Book Review: The Black Arrow

Did you know Robert Louis Stevenson wrote more than Kidnapped, Treasure Island, and Dr. Jekyll and Mr. Hyde? I love his other writings, so when I saw The Black Arrow at a used-book sale, I snatched it up. It sat on my shelf for a few years, however, until I recently found myself in between books and trying to choose my next read. The Black Arrow called my name again, and down it came.

I read it in two days. And I’m so glad I did.

War is raging–and lords are changing–between the Lancasters and the Yorks in the War of the Roses when 18-year-old Richard Shelton learns from a vigilante group that the knight who raised him may be the man who murdered his father. Torn between loyalty to his friends and a duty to vengeance, Shelton begins a journey for the truth that leads him to both the most faithful companions and the most devious enemies.

In other words, Robin Hood meets King Arthur, with a dash of Shakespeare.

I loved this book for three main reasons: its plot, its details, and its main character. While the book starts with a clear hook (preparations for a nearby battle) and quickly introduces promising intrigue (an assassination claimed by a vigilante group, followed by a message hinting at the murder of Shelton’s father), the older writing style and Shakespearean dialogue made it hard for me to fully connect to the story’s events.

Within a few chapters, however, I was locked in and committed to the rest of the book, whether I liked it or not. Adrenaline-pumping escapes, inter-character (and intra-character) conflict, private and national plots that deepen with every twist—Stevenson proves himself a master storyteller by weaving multiple layers of tension throughout the story and maintaining that tension until the very end. (I’m thankful I had a quiet day and could read most of the book in one sitting—I could not tear myself away!) I got a thrilling ride with a fully satisfying ending.

Along with its gripping plot, this book won me with its rich details.

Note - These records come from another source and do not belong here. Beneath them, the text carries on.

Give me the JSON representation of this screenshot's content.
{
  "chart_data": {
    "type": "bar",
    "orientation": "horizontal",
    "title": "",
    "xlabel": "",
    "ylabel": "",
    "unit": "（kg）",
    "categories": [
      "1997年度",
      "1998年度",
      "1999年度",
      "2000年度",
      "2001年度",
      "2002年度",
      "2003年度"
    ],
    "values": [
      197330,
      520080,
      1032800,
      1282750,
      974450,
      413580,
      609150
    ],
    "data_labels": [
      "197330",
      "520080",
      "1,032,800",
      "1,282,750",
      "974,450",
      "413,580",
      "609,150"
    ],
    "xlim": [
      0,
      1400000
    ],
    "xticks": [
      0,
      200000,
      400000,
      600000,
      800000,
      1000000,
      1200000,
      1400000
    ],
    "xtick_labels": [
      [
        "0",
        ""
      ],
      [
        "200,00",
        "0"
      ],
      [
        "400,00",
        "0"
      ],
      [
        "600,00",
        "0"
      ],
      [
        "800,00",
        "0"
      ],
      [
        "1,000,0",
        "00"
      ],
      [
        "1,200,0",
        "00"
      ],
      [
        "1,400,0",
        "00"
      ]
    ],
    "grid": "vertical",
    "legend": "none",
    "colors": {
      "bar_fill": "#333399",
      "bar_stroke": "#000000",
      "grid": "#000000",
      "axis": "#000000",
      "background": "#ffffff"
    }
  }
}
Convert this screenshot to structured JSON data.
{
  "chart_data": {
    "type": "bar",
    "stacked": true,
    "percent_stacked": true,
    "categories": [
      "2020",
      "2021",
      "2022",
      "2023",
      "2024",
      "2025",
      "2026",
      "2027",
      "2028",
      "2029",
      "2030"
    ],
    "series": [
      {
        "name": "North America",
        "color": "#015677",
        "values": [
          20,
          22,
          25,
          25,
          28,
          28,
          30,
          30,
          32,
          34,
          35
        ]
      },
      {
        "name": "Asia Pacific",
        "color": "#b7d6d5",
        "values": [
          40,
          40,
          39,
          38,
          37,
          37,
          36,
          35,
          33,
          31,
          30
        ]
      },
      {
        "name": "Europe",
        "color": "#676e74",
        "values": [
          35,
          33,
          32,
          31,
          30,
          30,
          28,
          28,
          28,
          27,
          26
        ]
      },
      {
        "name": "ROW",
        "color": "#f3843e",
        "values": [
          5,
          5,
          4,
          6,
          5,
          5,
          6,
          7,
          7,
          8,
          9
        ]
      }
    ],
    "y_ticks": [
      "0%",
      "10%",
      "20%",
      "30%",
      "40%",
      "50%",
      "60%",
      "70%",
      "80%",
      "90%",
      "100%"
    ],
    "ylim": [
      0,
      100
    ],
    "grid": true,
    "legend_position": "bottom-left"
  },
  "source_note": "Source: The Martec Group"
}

I love details—as long as they don’t bog down the narrative—because they’re what brings the story to life in my imagination while keeping things credible for my realistic-skeptic side. Stevenson’s tidy descriptions of the landscapes, buildings, and people grounded me in every setting and gave my inner eye plenty of fodder to picture everything that went on.

And the historical details. I mean, come on, who wouldn’t eat up all the juicy depictions of the weapons, armor, wardrobe, religious practices, furniture, politics, and skirmish strategies of late-medieval England? (No? Just me? Okay then.) This book is as good as a history textbook for presenting everyday life—and then some—for a variety of classes in the Middle Ages. Even if I weren’t working on a medieval novel myself, I would still praise the thorough details and remarkable lifelikeness of this historical fiction.

Apart from the plot and details, all mechanics of good storytelling, what stood out to me from the story itself was the main character. Richard Shelton isn’t perfect and makes plenty of mistakes, but he learns from his experiences, and throughout the entire book—even at the end, after all he’s seen—he maintains a heart of compassion and mercy that sets him apart from the rest of the cast. He’s once called naïve for his trusting nature and open character, but there’s no guile in him whatsoever, and he genuinely, consistently seeks to do what’s right and honorable. In what he does as much as what he doesn’t do, Shelton makes a very positive role model for all readers.

My only warning for young or sensitive readers is the amount of death in the book. Lots of characters die, though few of them are named characters and none of the deaths are described in detail. In fact, it surprised me how briefly most of these deaths were mentioned and passed over. Shelton and another character argue after he kills a man who refused to shoot them, but otherwise even the main character shows little response to the deaths he causes. This matter-of-fact treatment is no doubt realistic to the times but may trouble some readers.

The only other possible hang-ups come from the writing itself. Thankfully Stevenson crafted his prose in the style of his time (late 1800s), but all the dialogue takes place in pre-Elizabethan English. Having read both Shakespeare and the King James Version of the Bible (and just came off The Canterbury Tales), I understood most of the expressions and grammatical differences, but unprepared readers may have a harder time.

Stevenson also uses multiple names for several characters, in the narrative as well as the dialogue: first name, last name, nickname, title, etc. For the most part I could keep everyone straight, but once or twice I had to flip back some pages or chapters to make sure I was reading about the same character.

In short, don’t let the boy in pantyhose on the cover turn you away. The Black Arrow offers a coming-of-age adventure with non-stop action, quick-witted humor, light romance, and good morals perfect for readers of G. A. Henty or Rosemary Sutcliff, or any fan of the Middle Ages. This book is my new favorite gem of lesser-known classics, and I’m proud to have it on my bookshelf.